Published 09/08/2016

Crestfallen: Sean Cavanagh’s future is unclear after Tyrone’s All-Ireland quarter-final defeat
Crestfallen: Sean Cavanagh’s future is unclear after Tyrone’s All-Ireland quarter-final defeat

When Tyrone lost to Kerry in last year's All-Ireland semi-final, their defeat proved a spur for a winning streak that was finally halted by Mayo in the last eight of the same competition at the weekend.

Now some of the team's more experienced players such as Aidan McCrory, Mattie Donnelly and Peter Harte are urging the Red Hands squad to replicate that mantra by putting their latest loss behind them and focusing on the future.

When the Tyrone county board met at the end of last year's Championship campaign to review manager Mickey Harte's tenure, they engaged in detailed deliberations that at one stage suggested a change could be on the way.

But Harte was offered a two-year term and already the focus is switching to 2017 in what might prove to be his last year in charge.

This being the case, the fact that the players themselves are keen to see the momentum that was triggered this year sustained will provide Harte with the incentive to bring the side to a fresh peak next year.

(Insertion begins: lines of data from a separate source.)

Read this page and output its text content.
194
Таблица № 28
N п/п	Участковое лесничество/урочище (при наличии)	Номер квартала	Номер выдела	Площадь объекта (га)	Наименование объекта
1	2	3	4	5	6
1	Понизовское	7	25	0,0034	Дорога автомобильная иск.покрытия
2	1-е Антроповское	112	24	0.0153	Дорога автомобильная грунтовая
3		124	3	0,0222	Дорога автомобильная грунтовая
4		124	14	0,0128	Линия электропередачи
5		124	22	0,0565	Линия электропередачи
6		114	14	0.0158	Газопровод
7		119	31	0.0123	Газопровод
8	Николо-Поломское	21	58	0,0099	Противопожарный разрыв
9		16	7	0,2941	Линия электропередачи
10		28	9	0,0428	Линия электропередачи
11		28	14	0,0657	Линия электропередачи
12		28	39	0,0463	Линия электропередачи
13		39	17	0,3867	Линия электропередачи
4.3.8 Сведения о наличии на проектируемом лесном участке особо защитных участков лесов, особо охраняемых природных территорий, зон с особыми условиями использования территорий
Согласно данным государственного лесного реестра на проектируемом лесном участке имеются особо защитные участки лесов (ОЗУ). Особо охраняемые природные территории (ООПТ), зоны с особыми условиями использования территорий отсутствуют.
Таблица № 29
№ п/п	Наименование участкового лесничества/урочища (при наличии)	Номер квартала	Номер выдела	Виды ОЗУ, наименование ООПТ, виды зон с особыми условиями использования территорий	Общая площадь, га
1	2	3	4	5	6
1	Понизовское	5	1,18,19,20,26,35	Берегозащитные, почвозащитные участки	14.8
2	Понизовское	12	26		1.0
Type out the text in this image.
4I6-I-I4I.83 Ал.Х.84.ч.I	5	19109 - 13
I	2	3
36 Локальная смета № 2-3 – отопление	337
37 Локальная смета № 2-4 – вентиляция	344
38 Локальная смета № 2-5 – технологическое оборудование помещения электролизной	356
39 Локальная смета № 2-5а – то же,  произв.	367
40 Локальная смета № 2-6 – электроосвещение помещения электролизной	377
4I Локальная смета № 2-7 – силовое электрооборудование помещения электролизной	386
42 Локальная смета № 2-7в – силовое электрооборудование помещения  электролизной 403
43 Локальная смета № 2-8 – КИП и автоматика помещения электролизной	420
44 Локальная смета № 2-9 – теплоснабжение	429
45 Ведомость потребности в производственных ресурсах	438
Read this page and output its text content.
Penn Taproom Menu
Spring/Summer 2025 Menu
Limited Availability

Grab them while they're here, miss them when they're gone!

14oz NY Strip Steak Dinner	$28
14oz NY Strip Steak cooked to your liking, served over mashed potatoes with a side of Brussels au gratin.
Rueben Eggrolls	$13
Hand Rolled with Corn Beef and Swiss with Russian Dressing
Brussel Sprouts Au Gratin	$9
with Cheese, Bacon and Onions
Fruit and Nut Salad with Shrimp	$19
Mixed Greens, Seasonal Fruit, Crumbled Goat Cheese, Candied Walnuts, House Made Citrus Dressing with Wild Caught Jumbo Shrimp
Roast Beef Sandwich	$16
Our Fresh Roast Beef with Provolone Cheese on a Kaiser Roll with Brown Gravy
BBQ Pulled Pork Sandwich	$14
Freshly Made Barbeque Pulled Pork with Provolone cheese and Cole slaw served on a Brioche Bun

While speculation continues to swirl in relation to the future of players such as Sean Cavanagh, the McMahon brothers Justin and Joe and indeed some of those who may not have felt that they got sufficient game time this year, a concerted effort is already being made to bolster morale and ferment optimism.

Cavanagh has revealed that he won't be rushed into a decision over his inter-county future.

"I have always said - and told the wife and she had me convinced - that this was my last year playing football," said Cavanagh. "At this stage, there are that many other factors that come into it and I haven't really slept much since the game itself.

"I'm not in the mind frame at the moment to make any rash decisions as I'm in the game long enough to know that you shouldn't do that.

"I promised myself and I promised everyone that 2016 would be my last year, but by the same token I was fully expecting to be in an All-Ireland semi-final and possibly final so whenever these things don't work out as you planned you have to rethink and that's exactly what I'll be doing."

It was McCrory who skippered Tyrone to the O'Fiaich Cup last December, the team's first taste of success following their All-Ireland semi-final setback last year, and since then he has been an ever-present in the side - someone who perhaps fully appreciates the necessity of remaining committed to the cause.

"We set out our goals at the start of this year and winning the Ulster and All-Ireland championships were among those but we had promised ourselves that we would always take one match at a time," stated McCrory.

"The fact that we came up short against Mayo was a disappointment but we now have to move forward. We hope people like Sean Cavanagh remain on board but you have to respect their decision."

While Harte and his Mayo counterpart Stephen Rochford have been at odds in relation to the alleged 'targeting' of Cavanagh by Lee Keegan, it would appear that the Tyrone boss is prepared to move on. Yet he is not the only manager with concerns about the efficiency of referees.

Commenting on Diarmuid Connolly's dismissal after a second yellow card against Donegal, Dublin boss Jim Gavin said: "We knew that some of our players would receive special attention.

"If the officials don't act upon it they are letting the players down - from both sides."

That's a sentiment with which Harte will undoubtedly concur.